Coffey is also still figuring out how to play point guard for the first time in place of the graduated Nate Mason.

At halftime of Monday's 12-point loss at Boston College, Pitino took Coffey aside and told him he can't take just two shots in a half, especially with Murphy in foul trouble and others struggling to score.

"I'm trying to balance a little bit trying to get my teammates involved," Coffey said, "but I also have to be aggressive myself."

The Big Ten won't wait around for Coffey to get hot, Curry to get healthy and the Gophers to become a legitimate contender. The conference's upper echelon is already pretty good and can get a lot better.

Michigan State and Michigan look most capable of representing the Big Ten in the Twin Cities at the Final Four in April.

The Wolverines reloaded after losing a few starters from last year's NCAA runner-up squad, already with the Big Ten's best victories over North Carolina and defending NCAA champion Villanova.

Nebraska, Indiana, Purdue, Wisconsin, Iowa, Ohio State and Maryland either have spent time or were ranked in the Top 25 as of Sunday. They make up a wide-open second tier of the league.

One thing as certain as the Big Ten's resurgence is that the Gophers have the potential to be a reason more teams from the league make the Big Dance.

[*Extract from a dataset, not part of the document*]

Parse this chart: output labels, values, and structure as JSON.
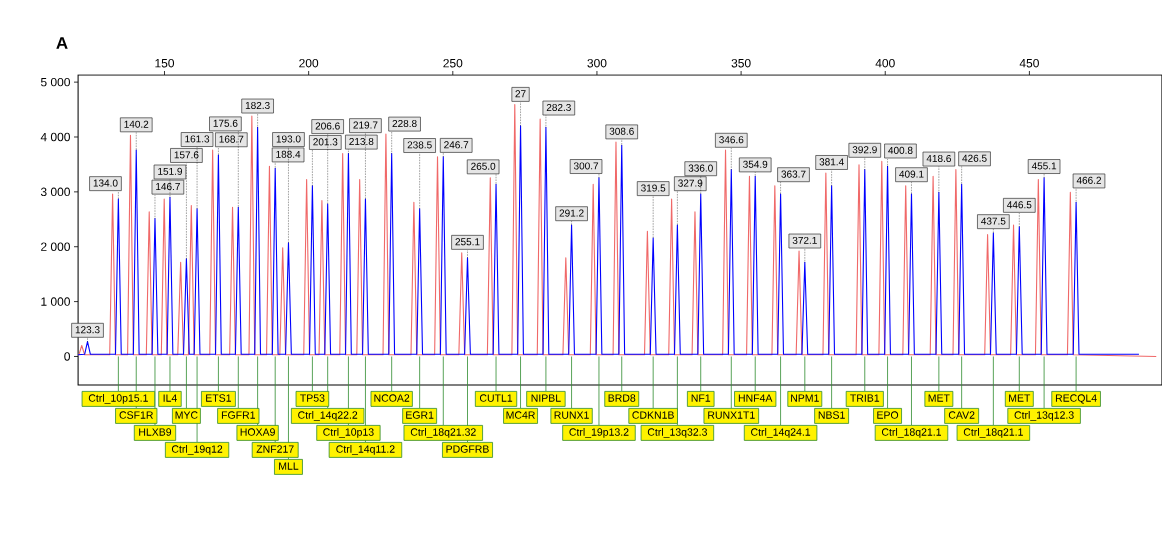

They need to get healthy and probably get lucky at some point. That's not in their control, though, as much as establishing an identity and sticking to it in a tough and long Big Ten season.

"We're very long and athletic," Gophers junior Michael Hurt said. "I think if we can make our identity more defensive- and rebounding-oriented, then we'll start trending in the right way and playing our best basketball."